First, my bill would find more accurate ways to assess student learning. NCLB presumes that there’s only one way to calculate student achievement, a measure any honest observer would have to call simplistic: an annual set of standardized tests. The truth is that such a one-dimensional standard sells our children short. Why not consider how much an individual student has learned over the school year? Why not look at schools’ success in graduating their students, or the number of students participating in advanced placement courses? With so many yardsticks available, President Bush chose to use only one, with the result that our picture of our schools is narrow at best.
Today, added academic indicators, such as student improvement and graduation rates, can only be used to penalize schools. But if schools are succeeding on these fronts, they deserve credit. My bill would give it to them. It would also give schools the resources they need to monitor student progress over time — a far more accurate measure of student success than a single test score.

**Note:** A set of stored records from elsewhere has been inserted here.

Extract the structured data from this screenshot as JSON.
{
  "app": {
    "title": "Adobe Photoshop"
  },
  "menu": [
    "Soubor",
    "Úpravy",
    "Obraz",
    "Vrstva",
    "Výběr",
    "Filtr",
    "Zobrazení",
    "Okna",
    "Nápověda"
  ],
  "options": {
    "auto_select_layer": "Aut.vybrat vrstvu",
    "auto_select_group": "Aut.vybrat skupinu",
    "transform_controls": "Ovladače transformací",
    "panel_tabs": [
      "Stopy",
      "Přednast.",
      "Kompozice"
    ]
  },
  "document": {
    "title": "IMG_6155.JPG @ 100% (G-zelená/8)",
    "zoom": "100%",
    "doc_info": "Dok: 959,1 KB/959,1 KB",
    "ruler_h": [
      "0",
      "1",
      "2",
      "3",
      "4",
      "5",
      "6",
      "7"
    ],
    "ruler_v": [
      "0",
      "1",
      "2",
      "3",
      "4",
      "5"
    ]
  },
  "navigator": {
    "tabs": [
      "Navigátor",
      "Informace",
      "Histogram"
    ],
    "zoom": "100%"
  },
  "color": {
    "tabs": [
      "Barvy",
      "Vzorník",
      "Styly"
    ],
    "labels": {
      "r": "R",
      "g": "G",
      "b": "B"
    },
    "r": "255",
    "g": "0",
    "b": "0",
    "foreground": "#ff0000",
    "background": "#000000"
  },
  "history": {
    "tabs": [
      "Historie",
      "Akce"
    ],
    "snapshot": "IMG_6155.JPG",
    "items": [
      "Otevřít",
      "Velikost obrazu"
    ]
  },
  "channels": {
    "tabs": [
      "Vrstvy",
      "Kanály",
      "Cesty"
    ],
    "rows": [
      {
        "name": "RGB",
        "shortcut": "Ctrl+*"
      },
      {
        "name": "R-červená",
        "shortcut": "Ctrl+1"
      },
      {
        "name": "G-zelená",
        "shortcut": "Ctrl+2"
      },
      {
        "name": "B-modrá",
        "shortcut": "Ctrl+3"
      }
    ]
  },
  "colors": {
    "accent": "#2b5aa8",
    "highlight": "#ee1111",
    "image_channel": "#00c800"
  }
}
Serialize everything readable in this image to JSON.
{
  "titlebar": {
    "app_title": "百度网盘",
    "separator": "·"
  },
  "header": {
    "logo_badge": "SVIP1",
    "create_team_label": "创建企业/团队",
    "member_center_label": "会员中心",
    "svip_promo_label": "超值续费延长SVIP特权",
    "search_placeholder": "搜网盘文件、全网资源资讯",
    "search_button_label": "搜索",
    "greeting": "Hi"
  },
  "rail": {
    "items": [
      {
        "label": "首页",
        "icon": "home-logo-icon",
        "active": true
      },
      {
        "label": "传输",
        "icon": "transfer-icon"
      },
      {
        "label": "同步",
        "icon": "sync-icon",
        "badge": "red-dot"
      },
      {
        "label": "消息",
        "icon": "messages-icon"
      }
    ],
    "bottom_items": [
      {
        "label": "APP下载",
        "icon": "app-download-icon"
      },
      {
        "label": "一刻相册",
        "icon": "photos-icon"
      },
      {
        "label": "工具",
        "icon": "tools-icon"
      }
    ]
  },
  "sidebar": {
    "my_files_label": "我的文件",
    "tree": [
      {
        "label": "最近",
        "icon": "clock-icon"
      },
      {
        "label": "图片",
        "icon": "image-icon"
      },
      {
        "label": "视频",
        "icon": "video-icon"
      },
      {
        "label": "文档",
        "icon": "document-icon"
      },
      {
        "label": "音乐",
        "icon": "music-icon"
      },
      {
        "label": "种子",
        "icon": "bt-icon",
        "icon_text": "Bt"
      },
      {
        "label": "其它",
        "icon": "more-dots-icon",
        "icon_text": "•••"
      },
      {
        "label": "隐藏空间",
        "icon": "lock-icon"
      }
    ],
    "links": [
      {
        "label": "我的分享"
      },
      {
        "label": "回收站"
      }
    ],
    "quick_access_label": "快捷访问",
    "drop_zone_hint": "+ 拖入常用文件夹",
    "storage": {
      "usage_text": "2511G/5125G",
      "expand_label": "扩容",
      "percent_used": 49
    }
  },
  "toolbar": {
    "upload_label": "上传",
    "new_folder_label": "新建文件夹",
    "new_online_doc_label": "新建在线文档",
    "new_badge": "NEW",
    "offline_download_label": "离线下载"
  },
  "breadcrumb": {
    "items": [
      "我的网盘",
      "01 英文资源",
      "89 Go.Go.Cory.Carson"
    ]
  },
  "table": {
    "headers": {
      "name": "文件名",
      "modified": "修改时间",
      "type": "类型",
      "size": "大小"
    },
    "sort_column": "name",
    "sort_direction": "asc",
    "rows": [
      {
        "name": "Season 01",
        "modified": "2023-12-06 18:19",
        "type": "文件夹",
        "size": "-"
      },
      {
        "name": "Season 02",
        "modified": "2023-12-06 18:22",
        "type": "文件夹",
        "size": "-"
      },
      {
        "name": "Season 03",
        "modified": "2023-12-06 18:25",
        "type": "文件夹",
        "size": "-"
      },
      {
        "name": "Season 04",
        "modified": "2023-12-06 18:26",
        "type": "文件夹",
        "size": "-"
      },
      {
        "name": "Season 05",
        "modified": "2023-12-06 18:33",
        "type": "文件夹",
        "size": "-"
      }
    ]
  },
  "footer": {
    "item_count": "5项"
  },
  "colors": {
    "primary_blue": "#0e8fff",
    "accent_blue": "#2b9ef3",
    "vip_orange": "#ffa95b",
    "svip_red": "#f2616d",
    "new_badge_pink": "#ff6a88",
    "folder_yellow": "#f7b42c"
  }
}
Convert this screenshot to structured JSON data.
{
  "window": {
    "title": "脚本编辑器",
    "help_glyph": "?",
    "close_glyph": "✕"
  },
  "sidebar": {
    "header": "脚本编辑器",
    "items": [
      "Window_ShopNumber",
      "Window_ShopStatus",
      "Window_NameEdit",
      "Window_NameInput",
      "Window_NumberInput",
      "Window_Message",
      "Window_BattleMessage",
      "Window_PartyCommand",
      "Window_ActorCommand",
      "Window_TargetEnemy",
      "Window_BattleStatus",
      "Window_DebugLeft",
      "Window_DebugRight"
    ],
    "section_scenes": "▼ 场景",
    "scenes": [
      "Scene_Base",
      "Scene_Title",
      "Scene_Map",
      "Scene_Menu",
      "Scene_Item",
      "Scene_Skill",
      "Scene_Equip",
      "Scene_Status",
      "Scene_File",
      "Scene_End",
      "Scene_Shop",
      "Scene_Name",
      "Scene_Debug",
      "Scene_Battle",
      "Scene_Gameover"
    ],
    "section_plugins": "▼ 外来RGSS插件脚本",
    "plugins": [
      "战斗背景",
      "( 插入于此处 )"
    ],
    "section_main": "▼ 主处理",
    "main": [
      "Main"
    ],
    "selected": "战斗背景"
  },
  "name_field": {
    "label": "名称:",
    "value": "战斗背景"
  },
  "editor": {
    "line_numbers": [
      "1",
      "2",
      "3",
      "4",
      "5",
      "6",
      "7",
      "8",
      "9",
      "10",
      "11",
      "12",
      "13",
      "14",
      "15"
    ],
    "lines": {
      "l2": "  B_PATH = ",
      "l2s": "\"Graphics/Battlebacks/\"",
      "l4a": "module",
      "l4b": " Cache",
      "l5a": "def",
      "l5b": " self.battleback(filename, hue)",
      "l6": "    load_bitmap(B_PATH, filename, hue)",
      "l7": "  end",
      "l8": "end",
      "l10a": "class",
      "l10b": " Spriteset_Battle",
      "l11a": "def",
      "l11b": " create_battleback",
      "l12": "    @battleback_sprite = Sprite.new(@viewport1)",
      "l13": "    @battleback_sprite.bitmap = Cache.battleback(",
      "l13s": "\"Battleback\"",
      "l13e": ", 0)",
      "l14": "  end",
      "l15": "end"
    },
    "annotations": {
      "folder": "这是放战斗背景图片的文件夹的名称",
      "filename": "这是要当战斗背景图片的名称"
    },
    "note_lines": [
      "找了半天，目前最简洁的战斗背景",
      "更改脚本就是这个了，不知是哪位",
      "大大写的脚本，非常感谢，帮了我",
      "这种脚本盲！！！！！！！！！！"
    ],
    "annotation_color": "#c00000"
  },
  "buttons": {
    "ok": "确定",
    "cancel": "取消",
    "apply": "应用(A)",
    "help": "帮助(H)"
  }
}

Second, my bill allows schools to target additional resources to the students who need them most. Under current law, a struggling school is mandated to offer supplemental services and public school choice to all of its students, even those who have not demonstrated a need for them. That strikes me as a wasteful and imprecise way to help schools improve. My legislation maximizes our resources by giving schools the flexibility they need to target additional resources to the students who most need them.
The No Child Left Behind Reform Act also adds a greater degree of reasonableness to the teacher certification process. Right now, NCLB requires teachers to be “highly qualified” in every subject they teach — which sounds fair enough, until you consider that the administration’s definition of “qualified” could require a high school science teacher to hold degrees in biology, physics and chemistry. These requirements will only compound problems with teacher recruitment and retention and have the effect of lowering the quality of our children’s education. Instead of making our teachers hold multiple degrees or take more exams than their students, it makes much more sense to create single, comprehensive state certificates: for middle school teachers, for social studies teachers, and for science teachers. My bill would do just that.
These reforms share a common thread: They turn NCLB into a nimble, adaptable tool to help solve problems too complicated for any one mandate. At the same time, when schools are labeled in need of improvement, it is essential to invest in them — not abandon them. This combined approach can help heal the disappointment so many of us feel over the unkept promises made by No Child Left Behind. And of course, we must fully fund this law.
Almost six years later, the disappointment over No Child Left Behind is very real: not because the ideas underlying NCLB were wrong, but because they were right. A high-quality education is the right of every American child. What pains us so much is to see those ideas embodied in a law that’s done so little for those it was meant to help. But Congress passes laws, not ideas — so if we value the ideas, we’ll fix the law.
Dodd is the chairman of the Senate Banking Committee and a member of the Health, Education, Labor and Pensions Committee.